Legalization of Marijuana in Washington and Colorado

On November 6th 2012 the recreational use of Marijuana was legalized for the states of Colorado and Washington. This means that marijuana use will be legally similar to that of alcohol. Participants must be twenty-one or older and of course, it must be used responsibly. However, this change in state policy does not go without controversy. The conflict between state rights and national law shows itself in full force as national law, as enforced by the Drug Enforcement Administration (DEA), is in direct opposition to these state changes in their drug policy.

“Former Drug Enforcement Administration chiefs are urging the Obama administration to nullify marijuana laws in Colorado and Washington, which recently legalized the recreational use of pot.”

Chiefs and citizens who oppose these changes oppose them on the premise that marijuana use is a gateway drug that leads to violence, more drug use, and social problems. However records from the political left cite research that rubs against these notions surrounding the consumption of weed. Though, less biased cites that land in the middle of the cannabis debate like show a broad and thorough understanding of particular substances.

In regards to the impacts of THC, the active ingredient in marijuana, it seems to have a broad range of effects from positive to negative. The negative effects of the drug, just like alcohol, only show up with individuals who have a low threshold to the substance and consume too much of it. Positive effects include feelings of happiness, spiritual connections to music and art, reduced stress, and the achievement of psychological flow. The negative consequences seem to occur to inexperienced users who take too high of a dose. These include feelings of anxiety, temporary upper respiratory problems linked to taking the drug through smoking it, and turning on predisposed mental disorders.

Sites and research linked to this match some of the findings listed on politically biased cites like shown on the Office of National Drug Control Policy. They cite all of the negative effects and omit any of the documented effects that show marijuana’s relative placid and positive impacts on people.

Even with this stated, the problems of prison incarceration for marijuana use costs the states tax money. Those on the left argue by legalizing marijuana one wouldn’t need to penalize those who are committing crimes to receive the high cost drug as it is on the market. Secondly, marijuana as legal would reduce those going to prison for purely ownership. Those on the right argue that marijuana use would increase do to lower prices and the effects of the drug on society would increase state costs, even though marijuana is already the most used illicit drug in the United States as stated on the Office of National Drug Control Policy.

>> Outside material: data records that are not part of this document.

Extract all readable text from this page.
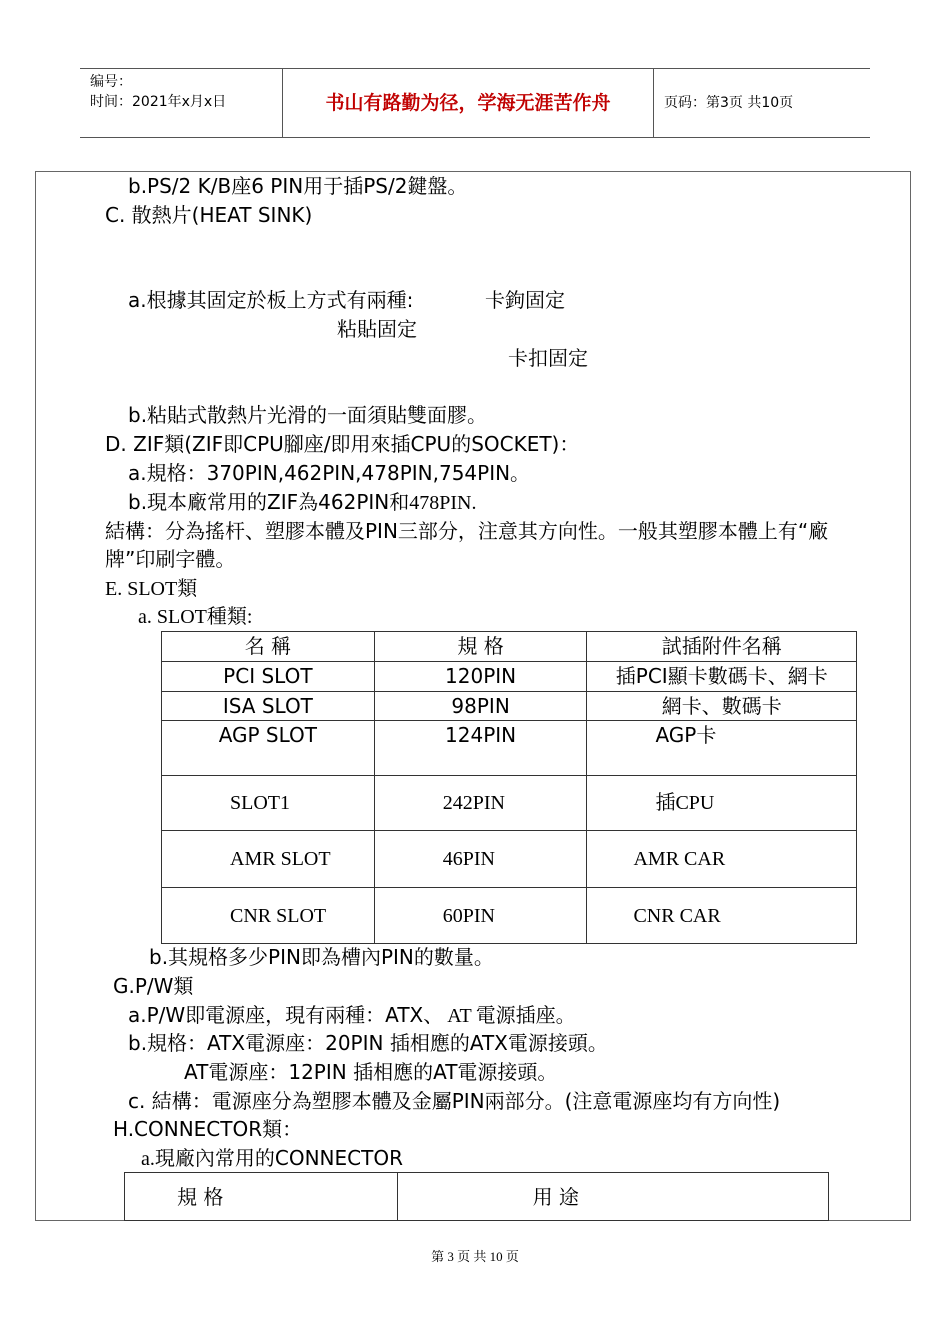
编号：
时间：2021年x月x日	书山有路勤为径，学海无涯苦作舟	页码：第3页 共10页
b.PS/2 K/B座6 PIN用于插PS/2鍵盤。
C. 散熱片(HEAT SINK)
a.根據其固定於板上方式有兩種:	卡鉤固定
粘貼固定
卡扣固定
b.粘貼式散熱片光滑的一面須貼雙面膠。
D. ZIF類(ZIF即CPU腳座/即用來插CPU的SOCKET)：
a.規格：370PIN,462PIN,478PIN,754PIN。
b.現本廠常用的ZIF為462PIN和478PIN.
結構：分為搖杆、塑膠本體及PIN三部分，注意其方向性。一般其塑膠本體上有“廠
牌”印刷字體。
E. SLOT類
a. SLOT種類:
名 稱	規 格	試插附件名稱
PCI SLOT	120PIN	插PCI顯卡數碼卡、網卡
ISA SLOT	98PIN	網卡、數碼卡
AGP SLOT	124PIN	AGP卡
SLOT1	242PIN	插CPU
AMR SLOT	46PIN	AMR CAR
CNR SLOT	60PIN	CNR CAR
b.其規格多少PIN即為槽內PIN的數量。
G.P/W類
a.P/W即電源座，現有兩種：ATX、 AT 電源插座。
b.規格：ATX電源座：20PIN 插相應的ATX電源接頭。
AT電源座：12PIN 插相應的AT電源接頭。
c. 結構：電源座分為塑膠本體及金屬PIN兩部分。(注意電源座均有方向性)
H.CONNECTOR類：
a.現廠內常用的CONNECTOR
規 格	用 途
第 3 页 共 10 页
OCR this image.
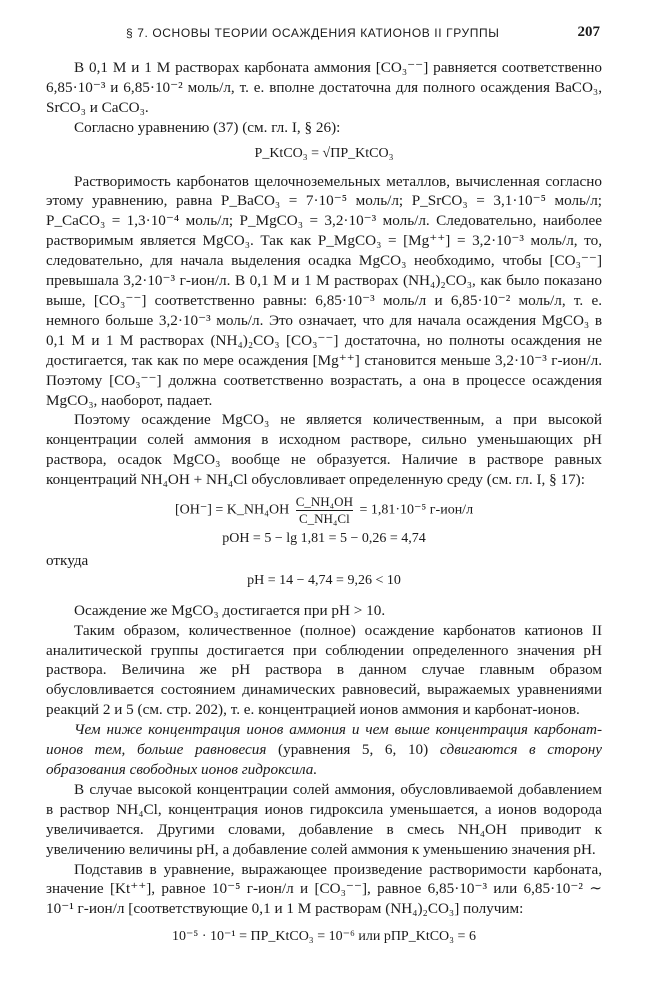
§ 7. ОСНОВЫ ТЕОРИИ ОСАЖДЕНИЯ КАТИОНОВ II ГРУППЫ	207

В 0,1 М и 1 М растворах карбоната аммония [CO₃⁻⁻] равняется соответственно 6,85·10⁻³ и 6,85·10⁻² моль/л, т. е. вполне достаточна для полного осаждения BaCO₃, SrCO₃ и CaCO₃.

Согласно уравнению (37) (см. гл. I, § 26):

P_KtCO₃ = √ПР_KtCO₃

Растворимость карбонатов щелочноземельных металлов, вычисленная согласно этому уравнению, равна P_BaCO₃ = 7·10⁻⁵ моль/л; P_SrCO₃ = 3,1·10⁻⁵ моль/л; P_CaCO₃ = 1,3·10⁻⁴ моль/л; P_MgCO₃ = 3,2·10⁻³ моль/л. Следовательно, наиболее растворимым является MgCO₃. Так как P_MgCO₃ = [Mg⁺⁺] = 3,2·10⁻³ моль/л, то, следовательно, для начала выделения осадка MgCO₃ необходимо, чтобы [CO₃⁻⁻] превышала 3,2·10⁻³ г-ион/л. В 0,1 М и 1 М растворах (NH₄)₂CO₃, как было показано выше, [CO₃⁻⁻] соответственно равны: 6,85·10⁻³ моль/л и 6,85·10⁻² моль/л, т. е. немного больше 3,2·10⁻³ моль/л. Это означает, что для начала осаждения MgCO₃ в 0,1 М и 1 М растворах (NH₄)₂CO₃ [CO₃⁻⁻] достаточна, но полноты осаждения не достигается, так как по мере осаждения [Mg⁺⁺] становится меньше 3,2·10⁻³ г-ион/л. Поэтому [CO₃⁻⁻] должна соответственно возрастать, а она в процессе осаждения MgCO₃, наоборот, падает.

Поэтому осаждение MgCO₃ не является количественным, а при высокой концентрации солей аммония в исходном растворе, сильно уменьшающих pH раствора, осадок MgCO₃ вообще не образуется. Наличие в растворе равных концентраций NH₄OH + NH₄Cl обусловливает определенную среду (см. гл. I, § 17):

[OH⁻] = K_NH₄OH $\frac{\text{C\_NH₄OH}}{\text{C\_NH₄Cl}} = 1,81\cdot 10^{-5}$ г-ион/л
pOH = 5 − lg 1,81 = 5 − 0,26 = 4,74

откуда

pH = 14 − 4,74 = 9,26 < 10

Осаждение же MgCO₃ достигается при pH > 10.

Таким образом, количественное (полное) осаждение карбонатов катионов II аналитической группы достигается при соблюдении определенного значения pH раствора. Величина же pH раствора в данном случае главным образом обусловливается состоянием динамических равновесий, выражаемых уравнениями реакций 2 и 5 (см. стр. 202), т. е. концентрацией ионов аммония и карбонат-ионов.

Чем ниже концентрация ионов аммония и чем выше концентрация карбонат-ионов тем, больше равновесия (уравнения 5, 6, 10) сдвигаются в сторону образования свободных ионов гидроксила.

В случае высокой концентрации солей аммония, обусловливаемой добавлением в раствор NH₄Cl, концентрация ионов гидроксила уменьшается, а ионов водорода увеличивается. Другими словами, добавление в смесь NH₄OH приводит к увеличению величины pH, а добавление солей аммония к уменьшению значения pH.

Подставив в уравнение, выражающее произведение растворимости карбоната, значение [Kt⁺⁺], равное 10⁻⁵ г-ион/л и [CO₃⁻⁻], равное 6,85·10⁻³ или 6,85·10⁻² ∼ 10⁻¹ г-ион/л [соответствующие 0,1 и 1 М растворам (NH₄)₂CO₃] получим:

10⁻⁵ · 10⁻¹ = ПР_KtCO₃ = 10⁻⁶ или pПР_KtCO₃ = 6
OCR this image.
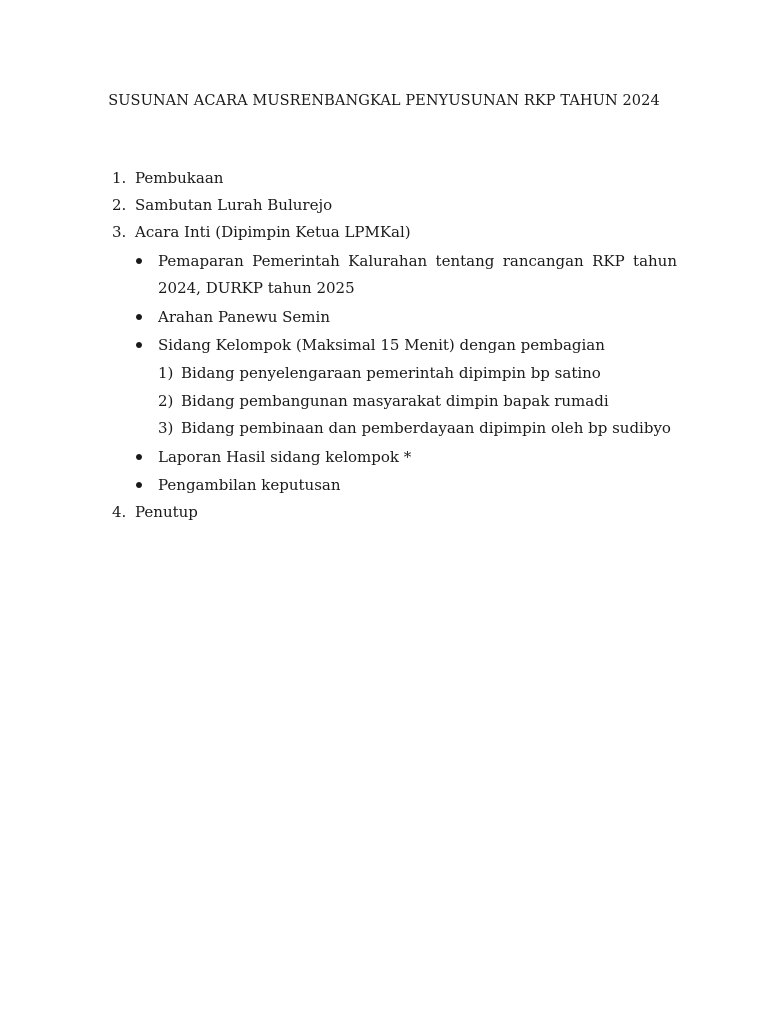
SUSUNAN ACARA MUSRENBANGKAL PENYUSUNAN RKP TAHUN 2024
1. Pembukaan
2. Sambutan Lurah Bulurejo
3. Acara Inti (Dipimpin Ketua LPMKal)
Pemaparan Pemerintah Kalurahan tentang rancangan RKP tahun
2024, DURKP tahun 2025
Arahan Panewu Semin
Sidang Kelompok (Maksimal 15 Menit) dengan pembagian
1) Bidang penyelengaraan pemerintah dipimpin bp satino
2) Bidang pembangunan masyarakat dimpin bapak rumadi
3) Bidang pembinaan dan pemberdayaan dipimpin oleh bp sudibyo
Laporan Hasil sidang kelompok *
Pengambilan keputusan
4. Penutup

It seems as though Colorado and Washington state will give us case studies to see how marijuana legalization truly impacts health in the long run. As Washington D.C. is caught up in trying to balance a costly budget, and implement stricter gun laws, it looks like Colorado and Washington will see a safe and smooth transition into a marijuana legal world. The debate about marijuana use is void so long as it is kept on the back burner. At any rate, a simple moral premise using distorted information on either end will not find an easy answer. Just observing the effects of marijuana use in the states that legalize them will answer any unanswered questions.